O’nun emri, ona sâdece 'Ol' demektir, o da hemen oluverir

O’nun emri, ona sâdece 'Ol' demektir, o da hemen oluverir

Ayet meali

Bismillahirrahmanirrahim

Cenab-ı Hak (c.c), Yasin Suresi 80-83. ayetlerinde meâlen şöyle buyuruyor:

80 . O ki, size yeşil ağaçtan bir ateş yaptı da, işte siz ondan yakıp duruyorsunuz. (*)

81 . Gökleri ve yeri yaratan, onların (o insanların) benzerini de yaratmaya kādir değil midir? Evet (kādirdir)! Çünki O, Hallâk (herşeyi çokça yaratan)dır, Alîm (hakkıyla bilen)dir.

82 . Bir şeyi(n olmasını) dilediği zaman, O’nun emri, ona sâdece “Ol!” demektir, (o da) hemen oluverir.

83 . İşte münezzehtir O (Allah) ki, herşeyin melekûtu (gerçek mülkü ve tasarrufu) O’nun elindedir ve ancak O’na döndürüleceksiniz.

(*) “(Âyet) اَلشَّجَرُالْأَخْضَرُ [yeşil ağaç] kelimesiyle remzen (işâretle) der: ‘Ey haşri (öldükten sonra dirilmeyi) inkâr eden adam! Ağaçlara bak! Kışta ölmüş, kemikler gibi hadsiz ağaçları baharda dirilten, yeşillendiren, hattâ her bir ağaçta yaprak ve çiçek ve meyve cihetiyle üç haşrin nümûnelerini gösteren bir Zât’a karşı inkâr ile, istib‘âd (akıldan uzak görmek) ile kudretine meydan okunmaz!’ Sonra bir delîle daha işâret eder, der: ‘Size ağaç gibi kesîf (sert), sakîl (ağır), karanlıklı bir maddeden ateş gibi latîf (ince), hafif, nûrânî bir maddeyi çıkaran bir Zât’tan, odun gibi kemiklere ateş gibi bir hayat ve nûr gibi bir şuûr vermeyi nasıl istib‘âd ediyorsunuz?’

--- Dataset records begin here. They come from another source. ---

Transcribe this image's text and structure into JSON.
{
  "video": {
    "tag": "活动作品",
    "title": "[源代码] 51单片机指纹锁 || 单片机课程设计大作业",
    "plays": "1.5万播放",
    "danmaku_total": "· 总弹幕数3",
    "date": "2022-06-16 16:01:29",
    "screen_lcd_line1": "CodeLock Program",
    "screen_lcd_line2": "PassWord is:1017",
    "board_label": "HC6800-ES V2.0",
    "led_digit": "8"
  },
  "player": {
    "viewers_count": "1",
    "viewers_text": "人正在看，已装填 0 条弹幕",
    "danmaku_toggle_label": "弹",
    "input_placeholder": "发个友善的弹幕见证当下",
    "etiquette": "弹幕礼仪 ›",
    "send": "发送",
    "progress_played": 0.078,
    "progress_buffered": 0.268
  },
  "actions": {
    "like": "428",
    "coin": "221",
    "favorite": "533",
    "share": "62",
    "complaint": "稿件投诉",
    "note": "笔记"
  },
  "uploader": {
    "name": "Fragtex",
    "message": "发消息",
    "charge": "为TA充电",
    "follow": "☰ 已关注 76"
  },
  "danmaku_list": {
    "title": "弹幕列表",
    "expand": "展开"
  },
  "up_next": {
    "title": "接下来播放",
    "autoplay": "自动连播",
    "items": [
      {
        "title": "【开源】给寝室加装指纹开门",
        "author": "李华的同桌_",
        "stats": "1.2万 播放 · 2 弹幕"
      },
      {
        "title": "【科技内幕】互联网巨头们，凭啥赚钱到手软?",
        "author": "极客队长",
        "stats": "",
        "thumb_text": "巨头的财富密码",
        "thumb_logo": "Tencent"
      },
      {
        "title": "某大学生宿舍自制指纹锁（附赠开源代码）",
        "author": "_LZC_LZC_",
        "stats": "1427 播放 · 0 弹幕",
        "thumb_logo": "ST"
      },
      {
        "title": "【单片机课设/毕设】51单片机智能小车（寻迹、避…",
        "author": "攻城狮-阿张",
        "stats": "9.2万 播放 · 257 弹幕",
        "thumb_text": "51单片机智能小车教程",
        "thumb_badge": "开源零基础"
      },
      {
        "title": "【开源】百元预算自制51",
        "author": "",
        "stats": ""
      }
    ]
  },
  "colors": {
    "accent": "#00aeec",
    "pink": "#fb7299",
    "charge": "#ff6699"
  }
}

Sonra bir delîle daha tasrîh eder (açıklar) der ki: ‘Bedevîler (göçebeler) için kibrit yerine ateş çıkaran meşhur ağacın, yeşil iken iki dalı birbirine sürüldüğü vakit ateşi yaratan ve rutûbetiyle yeşil ve harâretiyle kuru gibi iki zıd tabîatı (hâli) cem‘ edip (bir araya getirip), onu buna menşe’ (kaynak) etmekle her bir şey, hattâ anâsır-ı asliye (esas unsurlar) ve tabâyi‘-i esâsiye (temel maddeler), onun emrine bakar, onun kuvvetiyle hareket eder, hiçbirisi başıboş olup tabîatla (kendiliğinden) hareket etmediğini gösteren bir Zât’tan, topraktan yapılan ve sonra toprağa dönen insanı, topraktan yeniden çıkarması istib‘âd edilmez. İsyân ile ona meydan okunmaz!’ ” (Zülfikār, 25. Söz, 31-32)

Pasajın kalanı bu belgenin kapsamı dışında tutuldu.